Marijuana Anonymous 1-800-766-6779 View http://ezinearticles.com/?The-Secrets-of… It's a good idea to avoid your previous associates, and hangouts, at least for a fair while, so you are not unnecessarily exposing yourself to the temptation to backslide, but, if you do, don't just give up! Accept that you are only human, and therefore fallible, but use that failure to re-double your resolve that you won't allow it to happen again". - view http://your-mental-health.8m.com/blank_3… where the above came from, about addictions; print it, and pages 3, & B, about depression treatments. After weaning off medications, and adopting the recommended treatments for at least several weeks, he could then tackle the problem of habituation.

Use the effective natural core treatments for depression at * http://your-mental-health.8m.com/blank_2… and page B. If using a RECOMMENDED* brand of St. John's Wort, take with meals to avoid possible stomach upsets; check out the websites on St. John's Wort via page B, and if using UP TO 50mg of 5-htp daily in addition (or UP TO 200mg of 5-htp if NOT using the wort) take with a very low protein meal, to maximise the amount crossing the blood/brain barrier, with no, or extremely little protein 2 hrs before, to 2 hrs afterwards. Alternatively, take SAMe with the core treatments, but don't use anything else. View http://www.typeofdepression.org/Cause-Of… & http://curetogether.com/depression/ig/tr…

Read: Emotional Blackmail: When the People in Your Life Use Fear, Obligation, and Guilt to Manipulate You by Susan Forward, & Talking to Depression: Simple Ways To Connect When Someone In Your Life Is Depressed, by Claudia J. Strauss and Martha Manning, & "Help Me, I'm Depressed: How To Effectively Help Your Family Members, Friends, and Colleagues Dealing With Depression" by Jody Ehrhardt, & Depression Fallout: The Impact of Depression on Couples and What You Can Do to Preserve the Bond by Anne Sheffield, & Living with Depression: How to Cope When Your Partner is Depressed by Caroline Carr,
from your bookstore, or amazon.com



It never, ever works to substitute needed professional help with amateur help. At the end of the day, the person in need is still crippled and their loved one begins to feel worthless because of it. This relationship is going to be toxic as long as he's like this - he needs to talk to a professional and get himself together before he's ready to share himself with someone else. If you think he might kill himself, just call 911. It thwarts the chances of attempted blackmail AND any sincerity in his threats.
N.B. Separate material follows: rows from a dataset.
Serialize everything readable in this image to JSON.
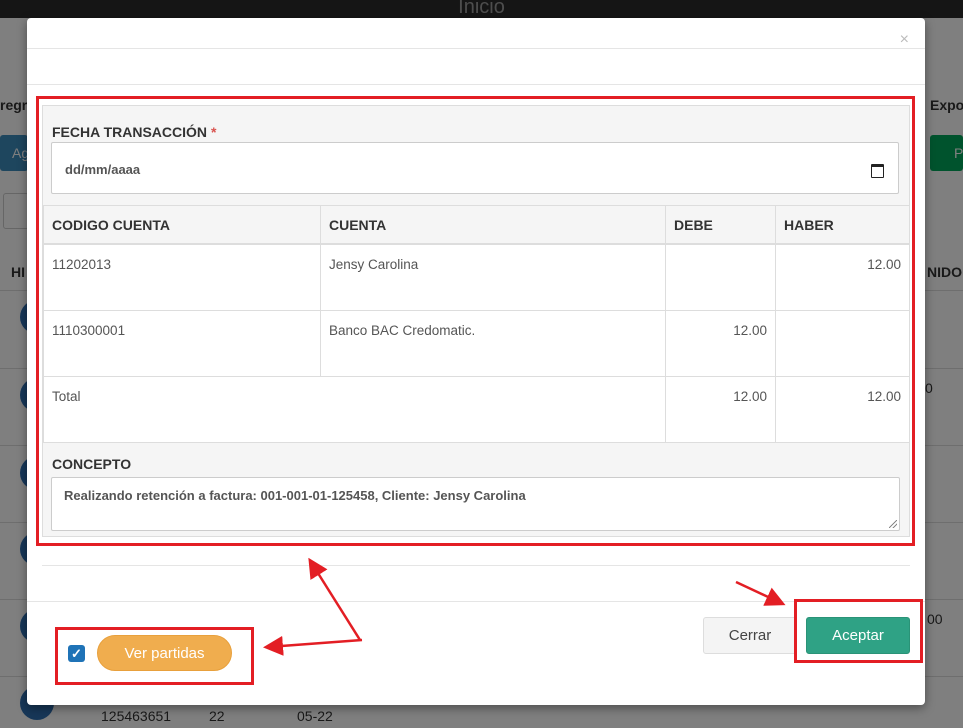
{
  "background": {
    "page_title": "Inicio",
    "left_partial_text": "regre",
    "right_partial_text": "Expo",
    "left_button_partial": "Ag",
    "right_button_partial": "P",
    "col_left_partial": "HI",
    "col_right_partial": "NIDO",
    "bottom_row": {
      "code": "125463651",
      "num": "22",
      "date": "05-22"
    },
    "right_values": [
      "0",
      "00"
    ]
  },
  "modal": {
    "close_symbol": "×",
    "fecha_label": "FECHA TRANSACCIÓN",
    "required_mark": "*",
    "date_placeholder": "dd/mm/aaaa",
    "table": {
      "headers": [
        "CODIGO CUENTA",
        "CUENTA",
        "DEBE",
        "HABER"
      ],
      "rows": [
        {
          "codigo": "11202013",
          "cuenta": "Jensy Carolina",
          "debe": "",
          "haber": "12.00"
        },
        {
          "codigo": "1110300001",
          "cuenta": "Banco BAC Credomatic.",
          "debe": "12.00",
          "haber": ""
        }
      ],
      "total": {
        "label": "Total",
        "debe": "12.00",
        "haber": "12.00"
      }
    },
    "concepto_label": "CONCEPTO",
    "concepto_value": "Realizando retención a factura: 001-001-01-125458, Cliente: Jensy Carolina",
    "ver_partidas_checked": true,
    "ver_partidas_label": "Ver partidas",
    "cerrar_label": "Cerrar",
    "aceptar_label": "Aceptar"
  },
  "colors": {
    "annotation_red": "#e31e24",
    "aceptar_green": "#2fa285",
    "partidas_orange": "#f0ad4e",
    "checkbox_blue": "#1f73b7"
  }
}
It sounds like he really needs your help right now, especially if he's depressed. Still, you're well-being is important too. Maybe you should try taking a break, and still being friends, and continue to help him through his hard time. It sounds like he really needs to slowly stop using pot, or at least cut down on it. He's becoming mentally dependent on it, and that's not going to help him in the long run.
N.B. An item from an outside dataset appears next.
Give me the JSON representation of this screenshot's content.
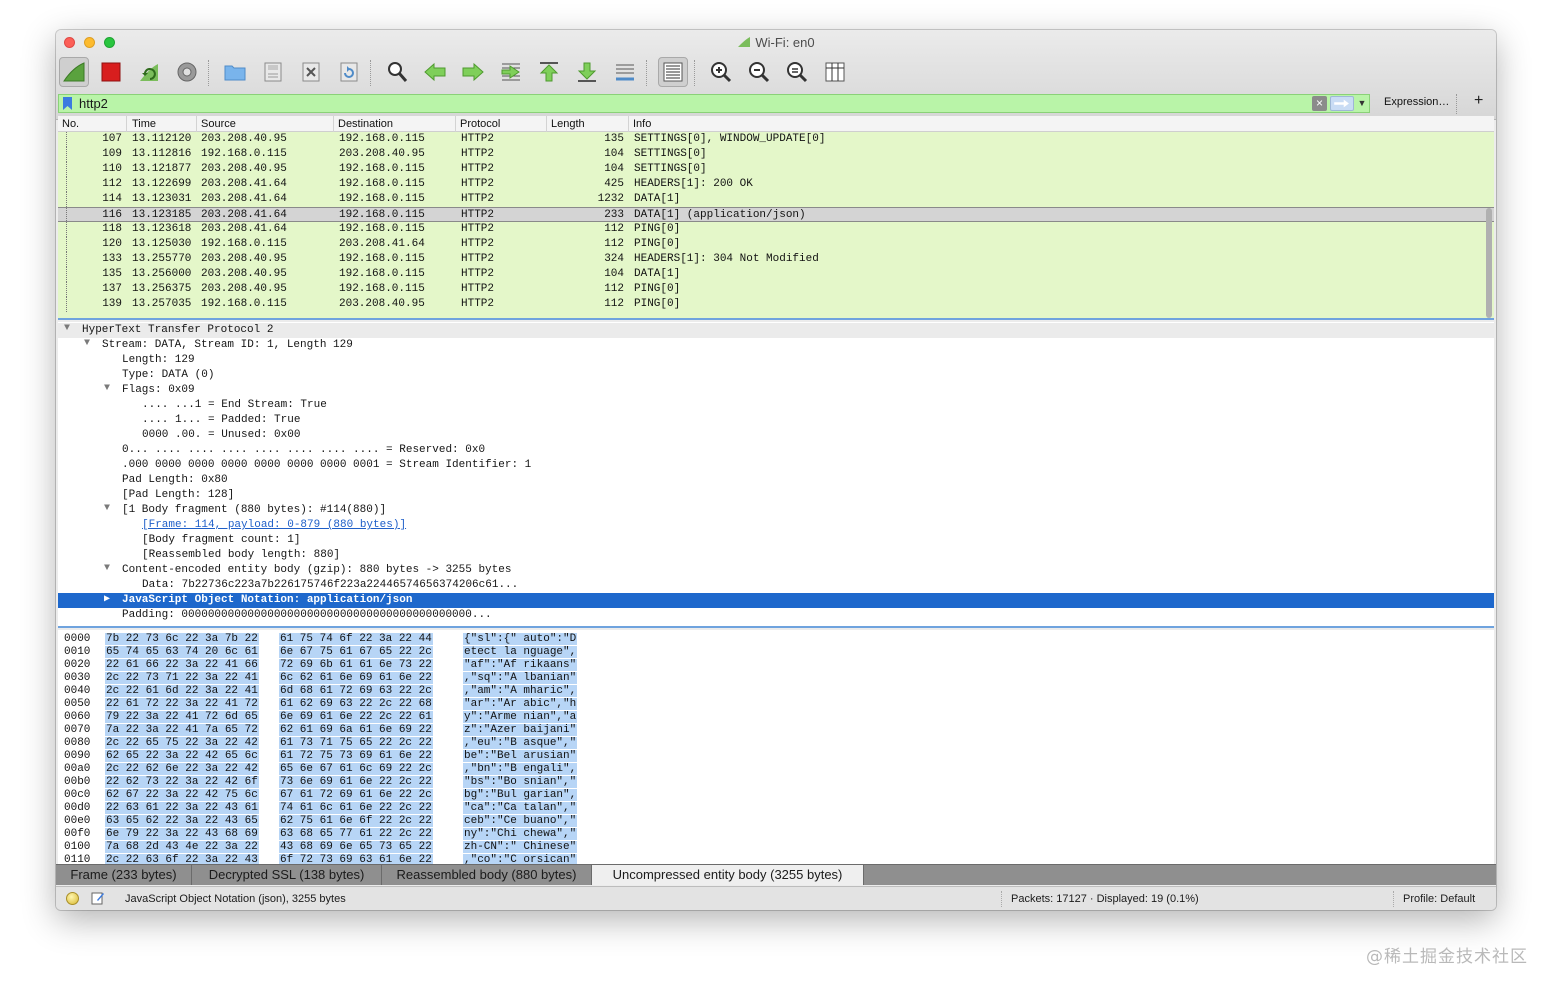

Swap his gear for really **** weed or the legal alternative.
Hide all the good stuff and use it as treats.
Think of it as though you are training a small dog.
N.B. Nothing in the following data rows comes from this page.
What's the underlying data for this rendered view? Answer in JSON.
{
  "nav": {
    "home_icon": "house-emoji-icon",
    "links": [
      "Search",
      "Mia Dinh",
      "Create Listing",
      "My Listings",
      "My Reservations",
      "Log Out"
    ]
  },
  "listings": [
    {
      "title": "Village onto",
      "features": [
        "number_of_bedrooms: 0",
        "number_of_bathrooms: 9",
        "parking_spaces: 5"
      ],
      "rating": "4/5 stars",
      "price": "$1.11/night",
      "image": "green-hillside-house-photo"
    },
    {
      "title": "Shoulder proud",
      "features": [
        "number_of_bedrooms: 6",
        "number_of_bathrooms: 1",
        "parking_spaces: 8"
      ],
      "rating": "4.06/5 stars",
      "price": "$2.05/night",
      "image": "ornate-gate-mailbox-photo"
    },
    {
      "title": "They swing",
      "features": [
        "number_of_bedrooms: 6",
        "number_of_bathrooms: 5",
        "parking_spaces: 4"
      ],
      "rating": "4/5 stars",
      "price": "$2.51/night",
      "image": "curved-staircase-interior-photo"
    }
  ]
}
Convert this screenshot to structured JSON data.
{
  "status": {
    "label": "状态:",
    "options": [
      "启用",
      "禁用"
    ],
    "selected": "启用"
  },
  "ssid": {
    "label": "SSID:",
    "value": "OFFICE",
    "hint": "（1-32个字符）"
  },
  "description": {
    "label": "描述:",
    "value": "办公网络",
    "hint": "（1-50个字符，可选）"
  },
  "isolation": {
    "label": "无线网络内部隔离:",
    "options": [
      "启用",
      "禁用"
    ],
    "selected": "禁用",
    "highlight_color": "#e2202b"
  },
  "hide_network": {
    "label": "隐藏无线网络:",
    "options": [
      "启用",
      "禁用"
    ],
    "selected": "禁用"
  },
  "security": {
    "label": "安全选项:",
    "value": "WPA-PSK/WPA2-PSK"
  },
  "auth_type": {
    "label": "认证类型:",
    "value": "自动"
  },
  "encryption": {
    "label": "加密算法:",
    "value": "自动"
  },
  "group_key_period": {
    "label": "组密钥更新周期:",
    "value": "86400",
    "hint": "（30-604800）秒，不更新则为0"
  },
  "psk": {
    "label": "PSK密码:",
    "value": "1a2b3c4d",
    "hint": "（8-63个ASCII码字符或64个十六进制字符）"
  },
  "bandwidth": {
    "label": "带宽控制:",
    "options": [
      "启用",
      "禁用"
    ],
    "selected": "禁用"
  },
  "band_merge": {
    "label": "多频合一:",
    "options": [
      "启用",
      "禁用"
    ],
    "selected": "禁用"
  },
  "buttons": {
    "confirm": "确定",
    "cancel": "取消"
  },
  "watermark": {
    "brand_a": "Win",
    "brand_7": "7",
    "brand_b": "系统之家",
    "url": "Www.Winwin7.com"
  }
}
Men are all dogs and you should know that by now.
I know that because I'm a guy and just before I hit submit I am going to smoke a cone.
And its not my first and certainly not my last :)


As good ol' Snoop Dogg said...
Smoke weed everyday



Try talking to him. when hes not high, but not going through withdraws from the pot. Tell him how you feel. Tell him how much you love and want to help him. Then if he agrees to stop doing pot or at least slow down on it or overall be a better boyfriend. Help him. Help him through it the entire way. If he stops. Your on your way to a happy marriage. But if he doesnt. . .

If he doesnt and he continues to be the child he is being now. Give him a 'Dear John' letter. Its basically what you could call a break-up letter. Explain everything and why your breaking up with him. then give it to him a day when you wont be in the house, or when he will get a chance to read it and think about it before he talks to you.